I didn't like the "missing the mark" definition because it ratified the false (for me) view of man as self-determined, self-aimed. A mortal who could "go rogue," -- who could separate himself from an all-powerful, all-knowing God and make mistakes, bad choices, and wrong decisions.

But this view of God as the Archer changed that for me. Mary Baker Eddy states in Science and Health with Key to the Scriptures that:

"The belief in sin is punished,
so long as the belief lasts..." 

And elsewhere she writes:

"Silencing self,
alias rising above corporeal personality,
is what reforms the sinner and destroys sin."

I am not the archer. We are not the archers of our own lives.  We cannot miss the mark, because we were never given an arrow -- we are the arrows. We are what God is drawing into precise purpose. We are what He has given accurate focus to. We can't help but hit His mark.

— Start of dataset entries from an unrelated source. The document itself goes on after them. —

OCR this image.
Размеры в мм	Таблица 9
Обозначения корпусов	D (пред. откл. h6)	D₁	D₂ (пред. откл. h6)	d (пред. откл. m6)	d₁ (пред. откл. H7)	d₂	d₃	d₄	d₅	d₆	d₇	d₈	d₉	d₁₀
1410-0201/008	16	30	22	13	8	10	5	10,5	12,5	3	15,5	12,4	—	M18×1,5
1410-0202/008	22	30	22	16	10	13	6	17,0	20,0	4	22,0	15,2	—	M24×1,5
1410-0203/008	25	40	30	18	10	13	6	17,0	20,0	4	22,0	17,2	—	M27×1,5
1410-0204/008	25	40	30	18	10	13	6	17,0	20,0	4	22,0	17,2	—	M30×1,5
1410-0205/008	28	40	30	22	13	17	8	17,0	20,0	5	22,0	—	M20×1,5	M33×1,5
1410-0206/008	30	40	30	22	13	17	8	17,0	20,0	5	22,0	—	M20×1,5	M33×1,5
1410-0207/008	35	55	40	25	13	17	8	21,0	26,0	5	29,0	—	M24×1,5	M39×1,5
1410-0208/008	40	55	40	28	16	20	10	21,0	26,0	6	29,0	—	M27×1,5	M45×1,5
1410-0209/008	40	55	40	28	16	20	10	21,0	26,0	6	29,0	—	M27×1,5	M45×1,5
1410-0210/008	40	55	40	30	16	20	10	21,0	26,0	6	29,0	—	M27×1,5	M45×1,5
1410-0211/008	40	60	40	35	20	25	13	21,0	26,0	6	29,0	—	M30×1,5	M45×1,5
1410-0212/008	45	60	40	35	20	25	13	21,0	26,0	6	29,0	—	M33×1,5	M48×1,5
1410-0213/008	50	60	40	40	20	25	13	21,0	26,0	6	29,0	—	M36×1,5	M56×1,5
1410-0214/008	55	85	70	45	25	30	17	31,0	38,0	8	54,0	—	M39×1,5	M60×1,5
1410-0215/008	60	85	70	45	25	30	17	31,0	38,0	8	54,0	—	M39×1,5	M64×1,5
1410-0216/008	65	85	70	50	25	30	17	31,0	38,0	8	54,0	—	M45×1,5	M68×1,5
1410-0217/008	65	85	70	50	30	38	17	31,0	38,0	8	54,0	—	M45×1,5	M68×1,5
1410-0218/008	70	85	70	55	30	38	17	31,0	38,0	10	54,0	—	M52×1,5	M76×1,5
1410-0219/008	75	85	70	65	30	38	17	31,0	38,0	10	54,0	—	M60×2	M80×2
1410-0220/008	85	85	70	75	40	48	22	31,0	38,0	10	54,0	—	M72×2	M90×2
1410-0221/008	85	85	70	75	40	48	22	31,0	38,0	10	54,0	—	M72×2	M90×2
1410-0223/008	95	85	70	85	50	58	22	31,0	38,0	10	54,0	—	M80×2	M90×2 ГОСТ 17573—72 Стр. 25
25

And I have to remember, that when it feels as if life events are dragging me backwards, an arrow can only be shot forward by pulling it backwards. Sometimes we have the opportunity of revisiting something we've outgrown, in order to more thoroughly glean the full weight of the lessons learned. Then we are launched forward with even greater precision and aim.

I don't have to decide to be -- or do -- anything. I just need to be a ready arrow in the Archer's quiver. Divine Love will draw me with perfect accuracy. The peace that this has given me is deep and satisfying.

In her poem, "Satisfied," Eddy assures us:

"It matters not,
what be Thy lot,
so Love doth guide..."

In the hands of the Archer, I am guided each moment towards the mark for which I am intended. I am drawn for a holy purpose. And He never misses. Whether the target is college, a new hobby, job, community, or relationship, we are perfect arrows in Love's quiver.